Rebus turned to her. Her face and body were animated now, clay come to life. Her fists gouged at her knees.

‘Two things put me on track,’ he said quietly. ‘One, that surname: Bruce, as in Robert the... as any student of Scottish history would know. Major Weir is daft on Scots history, he even named his oilfield after Bannockburn, which as we know was won by Robert the Bruce. Bruce and Bannock. I’m guessing you picked the name because you thought it would rile him?’

‘It riles him all right.’ Half a smile.

‘The second thing was Mitch himself, once I knew you two were friends. Jake Harley tells me Mitch had gleaned some gen on Negrita, top-secret stuff. Well, Mitch might have been resourceful in some areas, but I couldn’t see how he’d manage to work his way back through a paper trail. He travelled light, no sign of any notes or anything like that, either in his flat or in his cabin. I’m assuming he got the gen from you?’ She nodded. ‘And you’d have to seriously have it in for T-Bird Oil to bother with that sort of labyrinth in the first place. But we already know you’ve got something against T-Bird — the demo outside their HQ; chaining yourself to Bannock in full view of the TV cameras. I thought maybe it was something personal...’

‘It is.’

‘Major Weir’s your father?’

Her face turned sour and strangely childlike. ‘Only in the biological sense. Even then, if you could get a gene transplant I’d be at the front of the queue.’ Her voice sounded more American than ever. ‘Did he kill Mitch?’

‘Do you think he did?’

‘I’d like to think so.’ She stared at Rebus. ‘I mean, I’d like to think he’d sink that low.’

‘But?’

‘But nothing. Maybe he did, maybe he didn’t.’

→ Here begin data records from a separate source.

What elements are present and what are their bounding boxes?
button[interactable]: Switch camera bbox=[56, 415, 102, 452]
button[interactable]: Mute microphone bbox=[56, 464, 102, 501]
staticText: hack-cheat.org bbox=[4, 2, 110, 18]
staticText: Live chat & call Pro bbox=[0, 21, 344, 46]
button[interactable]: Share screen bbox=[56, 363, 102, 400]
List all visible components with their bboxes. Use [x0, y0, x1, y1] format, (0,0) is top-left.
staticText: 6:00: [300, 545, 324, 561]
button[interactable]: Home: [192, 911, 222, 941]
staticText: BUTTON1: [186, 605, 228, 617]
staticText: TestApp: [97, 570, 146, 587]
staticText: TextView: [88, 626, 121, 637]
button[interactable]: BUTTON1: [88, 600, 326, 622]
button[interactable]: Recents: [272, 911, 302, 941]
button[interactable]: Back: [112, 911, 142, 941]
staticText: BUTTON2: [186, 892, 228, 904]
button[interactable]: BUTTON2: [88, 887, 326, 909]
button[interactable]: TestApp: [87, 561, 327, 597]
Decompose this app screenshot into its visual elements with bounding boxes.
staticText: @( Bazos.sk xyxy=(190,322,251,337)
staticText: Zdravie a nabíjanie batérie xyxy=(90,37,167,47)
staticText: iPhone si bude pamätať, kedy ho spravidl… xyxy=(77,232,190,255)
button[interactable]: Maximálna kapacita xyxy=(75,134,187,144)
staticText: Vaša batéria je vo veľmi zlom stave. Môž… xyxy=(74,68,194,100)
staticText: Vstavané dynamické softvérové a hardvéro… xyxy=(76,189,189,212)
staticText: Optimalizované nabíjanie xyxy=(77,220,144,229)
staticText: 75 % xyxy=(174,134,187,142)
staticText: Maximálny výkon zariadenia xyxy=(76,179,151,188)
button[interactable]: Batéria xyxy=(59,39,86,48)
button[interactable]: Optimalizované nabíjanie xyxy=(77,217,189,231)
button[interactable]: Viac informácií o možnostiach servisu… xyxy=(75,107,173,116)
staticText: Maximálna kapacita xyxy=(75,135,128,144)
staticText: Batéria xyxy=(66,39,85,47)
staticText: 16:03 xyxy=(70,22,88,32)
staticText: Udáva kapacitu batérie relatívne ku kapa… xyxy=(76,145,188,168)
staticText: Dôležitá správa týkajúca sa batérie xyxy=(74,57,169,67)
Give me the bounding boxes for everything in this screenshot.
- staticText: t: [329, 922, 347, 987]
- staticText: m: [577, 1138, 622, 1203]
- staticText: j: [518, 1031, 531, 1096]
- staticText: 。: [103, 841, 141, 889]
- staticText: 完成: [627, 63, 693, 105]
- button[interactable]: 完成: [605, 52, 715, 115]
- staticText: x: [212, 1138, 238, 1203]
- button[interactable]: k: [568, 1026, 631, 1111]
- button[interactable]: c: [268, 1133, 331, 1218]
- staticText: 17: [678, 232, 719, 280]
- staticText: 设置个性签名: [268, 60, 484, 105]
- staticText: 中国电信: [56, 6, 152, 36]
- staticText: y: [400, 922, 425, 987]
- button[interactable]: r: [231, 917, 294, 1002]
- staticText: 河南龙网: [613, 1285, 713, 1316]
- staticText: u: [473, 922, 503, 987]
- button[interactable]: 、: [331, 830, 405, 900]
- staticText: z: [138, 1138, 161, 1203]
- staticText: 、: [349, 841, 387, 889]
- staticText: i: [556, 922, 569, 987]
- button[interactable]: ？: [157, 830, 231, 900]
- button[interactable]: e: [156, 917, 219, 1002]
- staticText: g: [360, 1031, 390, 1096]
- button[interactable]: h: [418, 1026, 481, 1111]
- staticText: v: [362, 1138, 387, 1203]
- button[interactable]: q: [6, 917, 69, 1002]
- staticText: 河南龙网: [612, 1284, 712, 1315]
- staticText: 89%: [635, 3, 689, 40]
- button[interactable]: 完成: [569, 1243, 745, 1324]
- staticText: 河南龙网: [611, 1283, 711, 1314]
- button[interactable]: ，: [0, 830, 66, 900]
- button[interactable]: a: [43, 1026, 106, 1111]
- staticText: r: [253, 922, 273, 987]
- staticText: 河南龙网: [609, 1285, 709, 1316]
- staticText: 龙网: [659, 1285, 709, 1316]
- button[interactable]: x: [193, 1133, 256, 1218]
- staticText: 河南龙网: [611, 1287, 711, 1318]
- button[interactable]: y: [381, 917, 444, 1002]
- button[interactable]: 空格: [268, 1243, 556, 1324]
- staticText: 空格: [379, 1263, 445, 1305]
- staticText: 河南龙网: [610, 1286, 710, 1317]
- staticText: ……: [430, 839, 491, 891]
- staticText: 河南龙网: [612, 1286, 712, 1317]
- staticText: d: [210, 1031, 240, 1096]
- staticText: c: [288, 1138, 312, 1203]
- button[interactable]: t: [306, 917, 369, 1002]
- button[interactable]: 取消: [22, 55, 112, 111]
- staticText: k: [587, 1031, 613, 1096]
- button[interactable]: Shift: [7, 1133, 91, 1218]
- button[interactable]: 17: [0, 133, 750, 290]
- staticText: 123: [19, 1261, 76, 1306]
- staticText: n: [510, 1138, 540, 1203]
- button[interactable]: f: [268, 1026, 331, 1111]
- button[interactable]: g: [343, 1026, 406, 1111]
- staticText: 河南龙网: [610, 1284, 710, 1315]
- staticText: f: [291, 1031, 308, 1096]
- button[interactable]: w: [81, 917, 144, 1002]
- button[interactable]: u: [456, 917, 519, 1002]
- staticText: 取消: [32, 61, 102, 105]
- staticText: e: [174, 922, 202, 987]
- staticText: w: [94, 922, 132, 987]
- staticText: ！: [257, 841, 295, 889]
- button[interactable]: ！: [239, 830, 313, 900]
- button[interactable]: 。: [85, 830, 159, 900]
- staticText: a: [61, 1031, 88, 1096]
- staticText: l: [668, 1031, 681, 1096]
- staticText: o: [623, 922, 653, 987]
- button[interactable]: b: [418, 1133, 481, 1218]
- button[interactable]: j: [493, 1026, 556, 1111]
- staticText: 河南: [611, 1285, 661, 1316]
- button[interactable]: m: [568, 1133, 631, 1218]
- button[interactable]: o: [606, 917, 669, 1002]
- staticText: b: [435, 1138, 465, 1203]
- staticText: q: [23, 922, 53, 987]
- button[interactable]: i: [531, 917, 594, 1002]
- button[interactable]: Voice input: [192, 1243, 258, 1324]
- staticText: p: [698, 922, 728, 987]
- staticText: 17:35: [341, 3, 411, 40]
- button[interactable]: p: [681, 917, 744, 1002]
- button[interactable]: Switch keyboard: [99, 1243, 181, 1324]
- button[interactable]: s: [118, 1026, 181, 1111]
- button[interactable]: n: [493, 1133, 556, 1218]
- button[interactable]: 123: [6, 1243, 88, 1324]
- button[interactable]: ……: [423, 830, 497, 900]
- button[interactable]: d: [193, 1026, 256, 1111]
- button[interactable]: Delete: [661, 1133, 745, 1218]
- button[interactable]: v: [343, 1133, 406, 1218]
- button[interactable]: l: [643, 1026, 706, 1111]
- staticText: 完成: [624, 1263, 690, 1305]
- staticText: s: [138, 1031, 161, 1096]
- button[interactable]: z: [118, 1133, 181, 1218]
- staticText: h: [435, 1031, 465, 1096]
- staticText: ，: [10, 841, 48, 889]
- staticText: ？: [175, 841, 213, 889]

‘You reckon he had the motive?’

‘Sure.’ Not aware she was doing it, she picked at a nail and then bit it, before starting on another. ‘I mean, Negrita and the way T-Bird’s culpability was hushed up... and now the dumping. He had plenty of economic reasons.’

‘Was Mitch threatening to go to the media with the story?’

She removed a sliver of nail from her tongue. ‘No, I think he was trying blackmail first. Keep quiet about everything, so long as T-Bird went for ecological scrapping of Bannock.’

‘Everything?’

‘What?’

‘You said “everything”, like there was more.’

She shook her head. ‘No.’ But she wasn’t looking at him.

‘Joanna, let me ask you something: why didn’t you go to the media, or try blackmail on your father? Why did it have to be Mitch?’